LDAPredC(R0, Rc, Rp, lab): returns an array whose rows contain the probabilities for each vector in the data array R0 (which contains no row/column headings) using the LDA coefficient array in array Rc (without column headings) and prior probabilities in the column array Rp. A column of names of the independent variable that has the highest probability is also appended to the output.

LDAPred(R0, Rt, Rp, lab) = LDAPredC(R0, LDACoeff(Rt,FALSE), Rp, lab), i.e. the predictions for the vectors in R0 based on the LDA model defined by Rt and Rp.

QDAPred(R0, Rt, Rp, lab): returns an array whose rows contain the probabilities for each vector in the data array R0 (which contains no row/column headings) and the name of the independent variable with the highest probability as for the LDAPred function, except that the QDA model is used instead of the LDA model.

DAClassification(Rt, Rp, linear): returns a classification for the training data in Rt and priors in Rp. If linear = TRUE (default), then the classification table is based on an LDA model, while if linear = FALSE then a QDA model is used instead.

DASummary(R1): returns a summary of the classification table in range R1

If Rp is omitted then equally probably priors are used. If lab = TRUE (default FALSE) then column headings are added to the output.

Correspondence Analysis

In the following R1 is an array containing an m x n contingency table, R2 is an mm × n array containing supplementary row profiles and R3 is an m × nn array containing supplementary column profiles. None of these arrays include row or column headings or totals. We also assume that k = min(m, n) – 1.

CARowFactors(R1): returns an m × k array in which the i^th row contains the i^th row factor vector for R1

CAColFactors(R1): returns an n × k array in which the i^th row contains the i^th column factor vector for R1

CARowFactors(R1, R2): returns an mm × n array in which the i^th row contains the row factor vector for the i^th supplementary row profile in R2 based on the data in R1.

CAColFactors(R1, R3): returns an m × nn array in which the i^th row contains the factor vector for the i^th supplementary column profile in R3 based on the data in R1.

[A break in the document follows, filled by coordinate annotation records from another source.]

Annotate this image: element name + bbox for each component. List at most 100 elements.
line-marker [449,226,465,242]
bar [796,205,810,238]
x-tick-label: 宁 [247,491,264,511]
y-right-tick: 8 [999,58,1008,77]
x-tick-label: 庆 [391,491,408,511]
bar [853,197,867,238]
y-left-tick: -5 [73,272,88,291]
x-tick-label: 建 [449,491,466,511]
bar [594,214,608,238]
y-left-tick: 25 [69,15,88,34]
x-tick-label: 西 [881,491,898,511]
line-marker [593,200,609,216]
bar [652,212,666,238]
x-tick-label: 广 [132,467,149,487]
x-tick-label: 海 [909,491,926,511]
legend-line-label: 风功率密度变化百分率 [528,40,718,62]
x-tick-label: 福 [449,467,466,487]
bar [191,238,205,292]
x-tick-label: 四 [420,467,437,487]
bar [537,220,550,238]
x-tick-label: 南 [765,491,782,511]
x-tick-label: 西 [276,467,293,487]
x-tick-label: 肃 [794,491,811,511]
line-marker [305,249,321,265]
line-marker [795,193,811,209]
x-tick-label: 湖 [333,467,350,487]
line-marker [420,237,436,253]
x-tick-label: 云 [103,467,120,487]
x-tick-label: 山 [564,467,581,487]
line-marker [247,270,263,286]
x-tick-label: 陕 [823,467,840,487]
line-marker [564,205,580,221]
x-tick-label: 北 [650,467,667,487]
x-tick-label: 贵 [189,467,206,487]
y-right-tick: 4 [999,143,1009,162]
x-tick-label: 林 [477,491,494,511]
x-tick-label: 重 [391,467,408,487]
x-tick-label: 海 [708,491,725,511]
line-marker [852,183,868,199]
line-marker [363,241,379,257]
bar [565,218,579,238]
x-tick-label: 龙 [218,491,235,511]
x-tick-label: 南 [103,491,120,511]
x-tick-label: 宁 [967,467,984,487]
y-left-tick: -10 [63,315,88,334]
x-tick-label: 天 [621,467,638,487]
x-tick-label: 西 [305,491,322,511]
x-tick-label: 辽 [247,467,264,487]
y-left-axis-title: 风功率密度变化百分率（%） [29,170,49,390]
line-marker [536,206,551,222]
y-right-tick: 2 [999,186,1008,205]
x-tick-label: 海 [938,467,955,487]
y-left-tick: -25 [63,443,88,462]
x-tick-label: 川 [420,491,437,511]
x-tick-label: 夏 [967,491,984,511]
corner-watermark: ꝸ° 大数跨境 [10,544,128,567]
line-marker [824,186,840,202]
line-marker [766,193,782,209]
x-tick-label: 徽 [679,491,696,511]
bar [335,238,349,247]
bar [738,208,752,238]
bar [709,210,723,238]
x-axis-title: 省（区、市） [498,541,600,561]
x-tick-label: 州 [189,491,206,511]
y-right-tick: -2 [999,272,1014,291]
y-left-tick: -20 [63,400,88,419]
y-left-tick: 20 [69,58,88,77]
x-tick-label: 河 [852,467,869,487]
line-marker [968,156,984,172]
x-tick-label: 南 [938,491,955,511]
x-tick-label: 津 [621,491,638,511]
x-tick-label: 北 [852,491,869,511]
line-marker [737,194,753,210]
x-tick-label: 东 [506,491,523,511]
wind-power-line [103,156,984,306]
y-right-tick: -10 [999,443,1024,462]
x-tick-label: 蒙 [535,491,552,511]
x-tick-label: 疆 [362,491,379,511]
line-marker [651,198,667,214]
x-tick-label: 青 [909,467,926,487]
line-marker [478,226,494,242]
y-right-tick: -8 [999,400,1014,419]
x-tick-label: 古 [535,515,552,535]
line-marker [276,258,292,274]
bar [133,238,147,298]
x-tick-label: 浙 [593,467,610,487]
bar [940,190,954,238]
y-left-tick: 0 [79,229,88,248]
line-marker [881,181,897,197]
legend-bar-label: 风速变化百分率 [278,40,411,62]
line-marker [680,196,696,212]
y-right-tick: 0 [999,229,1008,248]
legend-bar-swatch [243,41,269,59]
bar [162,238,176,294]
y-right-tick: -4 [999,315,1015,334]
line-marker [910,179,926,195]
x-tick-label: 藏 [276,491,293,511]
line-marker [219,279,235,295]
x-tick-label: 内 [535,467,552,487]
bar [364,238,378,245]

CAEigen(R1): returns an k × 1 column array with the CA eigenvalues for R1

References

Penn State University (2013) STAT 505: Applied multivariate statistical analysis (course notes)
https://online.stat.psu.edu/stat505/lesson/7

Rencher, A.C. (2002) Methods of multivariate analysis (2nd Ed). Wiley-Interscience, New York.
https://www.ipen.br/biblioteca/slr/cel/0241

Johnson, R. A. and Wichern, D. W. (2007) Applied multivariate statistical analysis. 6th Ed. Pearson.
https://www.webpages.uidaho.edu/~stevel/519/Applied%20Multivariate%20Statistical%20Analysis%20by%20Johnson%20and%20Wichern.pdf

Pituch, K. A. and Stevens, J. P. (2016) Applied multivariate statistical analysis for the social sciences. Routledge.